George’s interest included personal instruction, and many times I would go to his house and he would have me putting on his living room carpet, offering pointers. It always helped. He often spoke with enormous pride about his son George, his mastery of the game and also its history.

I was fortunate to have played hundreds of rounds with Ken Lewis over the years. He was a gentleman to the definition of the word, and he loved Shelter Island as well as any person I ever met. On the course at Gardiner’s Bay Country Club, he would be beside me as I contemplated a shot and ask me where I was going to hit it. I might answer that I was going over the top of some big tree and he would ask me what kind of tree it was. I rarely knew the answer. He informed me about the species of tree it was, and asked me which leaf on the top of the tree I was aiming at and I had to describe it to his satisfaction before he let me play the shot. And, well, Ken Lewis remains the only man in the history of Gardiner’s Bay C.C. to make a double eagle on that course, a two on a par five. He gave me an old driver of his years ago and I would like to believe it was the one he used that day.

But let me tell a brief story and say something important about the Shelter Island Country Club. Bill and Olive Congdon were patients of mine for years. I recall meeting Bill in my office when he presented himself one day and said that Olive thought I should make him a new set of dentures. She felt it was time.

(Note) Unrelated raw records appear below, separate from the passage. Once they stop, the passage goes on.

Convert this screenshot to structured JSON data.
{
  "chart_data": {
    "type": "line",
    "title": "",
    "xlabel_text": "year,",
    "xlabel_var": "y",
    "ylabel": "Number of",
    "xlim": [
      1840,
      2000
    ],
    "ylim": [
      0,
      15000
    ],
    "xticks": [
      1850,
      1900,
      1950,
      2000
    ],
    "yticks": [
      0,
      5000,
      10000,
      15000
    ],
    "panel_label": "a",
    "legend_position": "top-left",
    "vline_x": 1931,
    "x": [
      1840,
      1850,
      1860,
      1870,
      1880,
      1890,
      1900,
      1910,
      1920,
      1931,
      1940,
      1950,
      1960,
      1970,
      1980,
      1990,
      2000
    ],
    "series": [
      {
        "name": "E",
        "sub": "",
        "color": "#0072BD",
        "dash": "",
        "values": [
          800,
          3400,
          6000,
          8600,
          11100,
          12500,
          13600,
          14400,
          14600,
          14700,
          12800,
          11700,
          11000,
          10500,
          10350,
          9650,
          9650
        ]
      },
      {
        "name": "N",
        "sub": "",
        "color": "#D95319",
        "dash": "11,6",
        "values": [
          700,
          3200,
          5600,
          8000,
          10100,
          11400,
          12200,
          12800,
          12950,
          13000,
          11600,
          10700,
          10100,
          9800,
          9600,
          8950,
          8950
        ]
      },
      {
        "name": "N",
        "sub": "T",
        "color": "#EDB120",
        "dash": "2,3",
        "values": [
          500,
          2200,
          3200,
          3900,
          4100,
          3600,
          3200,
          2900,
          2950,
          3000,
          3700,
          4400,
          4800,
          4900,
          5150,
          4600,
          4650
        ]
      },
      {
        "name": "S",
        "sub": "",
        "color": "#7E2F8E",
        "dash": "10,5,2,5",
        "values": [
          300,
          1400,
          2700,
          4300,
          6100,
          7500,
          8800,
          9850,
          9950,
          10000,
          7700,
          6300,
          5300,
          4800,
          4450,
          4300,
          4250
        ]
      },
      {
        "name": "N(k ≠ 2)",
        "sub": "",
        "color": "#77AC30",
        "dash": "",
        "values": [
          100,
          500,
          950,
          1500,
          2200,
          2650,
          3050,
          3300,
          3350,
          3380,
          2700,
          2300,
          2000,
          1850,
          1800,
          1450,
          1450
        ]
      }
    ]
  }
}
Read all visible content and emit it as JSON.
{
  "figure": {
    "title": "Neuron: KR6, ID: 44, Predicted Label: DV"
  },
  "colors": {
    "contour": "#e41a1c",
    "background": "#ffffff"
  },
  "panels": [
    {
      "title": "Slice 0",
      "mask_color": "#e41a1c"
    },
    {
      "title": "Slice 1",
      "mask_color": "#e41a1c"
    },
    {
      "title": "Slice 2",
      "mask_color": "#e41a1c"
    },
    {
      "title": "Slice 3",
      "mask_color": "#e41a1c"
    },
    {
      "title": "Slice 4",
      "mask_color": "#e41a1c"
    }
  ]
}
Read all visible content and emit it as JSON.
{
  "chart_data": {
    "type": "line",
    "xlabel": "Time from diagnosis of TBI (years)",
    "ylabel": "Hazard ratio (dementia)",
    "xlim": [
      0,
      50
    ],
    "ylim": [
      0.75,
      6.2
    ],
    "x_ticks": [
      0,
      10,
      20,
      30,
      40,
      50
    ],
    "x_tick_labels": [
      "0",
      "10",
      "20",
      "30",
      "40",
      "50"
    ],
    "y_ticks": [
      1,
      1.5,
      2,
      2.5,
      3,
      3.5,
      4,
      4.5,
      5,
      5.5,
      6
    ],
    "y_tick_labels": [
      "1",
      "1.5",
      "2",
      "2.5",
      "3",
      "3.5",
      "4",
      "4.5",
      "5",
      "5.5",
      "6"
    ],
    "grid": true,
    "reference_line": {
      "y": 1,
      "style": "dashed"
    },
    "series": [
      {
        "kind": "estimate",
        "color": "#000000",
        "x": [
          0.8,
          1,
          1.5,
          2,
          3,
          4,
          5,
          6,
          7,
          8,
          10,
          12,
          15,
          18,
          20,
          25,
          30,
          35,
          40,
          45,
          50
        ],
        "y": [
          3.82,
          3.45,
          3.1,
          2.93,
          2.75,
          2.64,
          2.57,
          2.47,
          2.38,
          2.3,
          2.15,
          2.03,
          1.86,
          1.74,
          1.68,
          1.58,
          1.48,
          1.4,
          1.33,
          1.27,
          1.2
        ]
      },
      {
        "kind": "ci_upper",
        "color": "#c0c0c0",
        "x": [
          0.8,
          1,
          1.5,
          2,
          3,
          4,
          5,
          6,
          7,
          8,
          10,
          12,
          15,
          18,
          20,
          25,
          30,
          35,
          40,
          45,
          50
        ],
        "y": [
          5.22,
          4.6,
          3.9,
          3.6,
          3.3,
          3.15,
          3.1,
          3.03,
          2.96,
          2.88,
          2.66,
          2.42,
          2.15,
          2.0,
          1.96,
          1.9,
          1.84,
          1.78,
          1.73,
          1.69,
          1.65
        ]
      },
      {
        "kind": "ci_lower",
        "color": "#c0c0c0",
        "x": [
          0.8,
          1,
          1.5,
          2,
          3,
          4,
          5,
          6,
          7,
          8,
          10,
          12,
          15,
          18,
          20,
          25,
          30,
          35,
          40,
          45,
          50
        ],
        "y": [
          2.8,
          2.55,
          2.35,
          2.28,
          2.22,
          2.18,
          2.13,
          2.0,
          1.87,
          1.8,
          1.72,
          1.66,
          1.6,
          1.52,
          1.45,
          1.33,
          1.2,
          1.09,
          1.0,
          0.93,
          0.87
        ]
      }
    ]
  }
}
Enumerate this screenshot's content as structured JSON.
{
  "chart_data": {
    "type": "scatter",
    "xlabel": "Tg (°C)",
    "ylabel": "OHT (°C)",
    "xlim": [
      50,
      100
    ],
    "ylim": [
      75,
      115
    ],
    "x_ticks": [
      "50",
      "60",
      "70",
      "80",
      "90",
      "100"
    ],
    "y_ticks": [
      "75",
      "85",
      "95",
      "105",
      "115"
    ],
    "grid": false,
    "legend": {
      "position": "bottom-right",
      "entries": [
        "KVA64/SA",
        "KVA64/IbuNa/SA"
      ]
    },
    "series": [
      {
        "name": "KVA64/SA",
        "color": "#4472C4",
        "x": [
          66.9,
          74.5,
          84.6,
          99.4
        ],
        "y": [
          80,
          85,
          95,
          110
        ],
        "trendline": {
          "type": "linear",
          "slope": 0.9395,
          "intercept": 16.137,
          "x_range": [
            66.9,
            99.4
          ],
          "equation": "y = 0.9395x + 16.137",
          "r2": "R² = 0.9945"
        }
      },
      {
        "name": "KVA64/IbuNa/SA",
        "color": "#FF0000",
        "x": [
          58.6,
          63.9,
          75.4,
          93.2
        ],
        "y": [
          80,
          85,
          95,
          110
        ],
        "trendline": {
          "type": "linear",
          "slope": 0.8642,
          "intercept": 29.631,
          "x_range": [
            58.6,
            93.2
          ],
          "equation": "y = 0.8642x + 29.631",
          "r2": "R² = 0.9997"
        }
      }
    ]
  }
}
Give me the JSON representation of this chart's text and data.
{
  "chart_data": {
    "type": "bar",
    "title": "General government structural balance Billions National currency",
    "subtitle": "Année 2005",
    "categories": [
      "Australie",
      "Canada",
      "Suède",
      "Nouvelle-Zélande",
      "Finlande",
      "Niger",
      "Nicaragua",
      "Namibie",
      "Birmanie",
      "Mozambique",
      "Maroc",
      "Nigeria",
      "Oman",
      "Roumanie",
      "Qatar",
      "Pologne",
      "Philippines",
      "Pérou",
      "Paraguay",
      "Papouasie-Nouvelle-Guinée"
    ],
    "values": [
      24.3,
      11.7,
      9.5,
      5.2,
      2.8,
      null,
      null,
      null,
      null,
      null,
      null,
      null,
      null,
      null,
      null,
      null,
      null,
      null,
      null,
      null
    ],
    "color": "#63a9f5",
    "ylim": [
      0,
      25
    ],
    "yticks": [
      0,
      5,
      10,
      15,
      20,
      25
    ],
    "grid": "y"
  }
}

I asked how long he had been wearing the present set and he said 53 years. I was astounded, and more than concerned at trying to make him a new set, but somehow it worked out and I was proud to think after that, when Bill Congdon smiled at someone, I had a hand in it.

But here is the thing about that wonderful golf course that Bill and Olive looked after for all those years. The people I knew who played on that course all the time were exceptional players. But there were many who considered themselves great players elsewhere, who quickly found themselves more than humbled by that little gem of a course.

When I think of people like Tom Young, Jr., Scott Lechmanski, George Blados and Carol Taplin, among others, I’m thinking of some of the best players to ever play the game on Shelter Island.

I was glad to have known them all and grateful to have seen them play. There are people who play golf and there are golfers. That is something the Lewis brothers taught me. Those folks from the Shelter Island CC were golfers.

Daniel Thomas Moran is the author of 12 collections of poetry and his work has been published in 20 countries. He served as Suffolk County Poet Laureate from 2005-2007. A retired Clinical Assistant Professor from Boston University’s School of Dental Medicine, he practiced dentistry on Shelter Island from 1987-2009.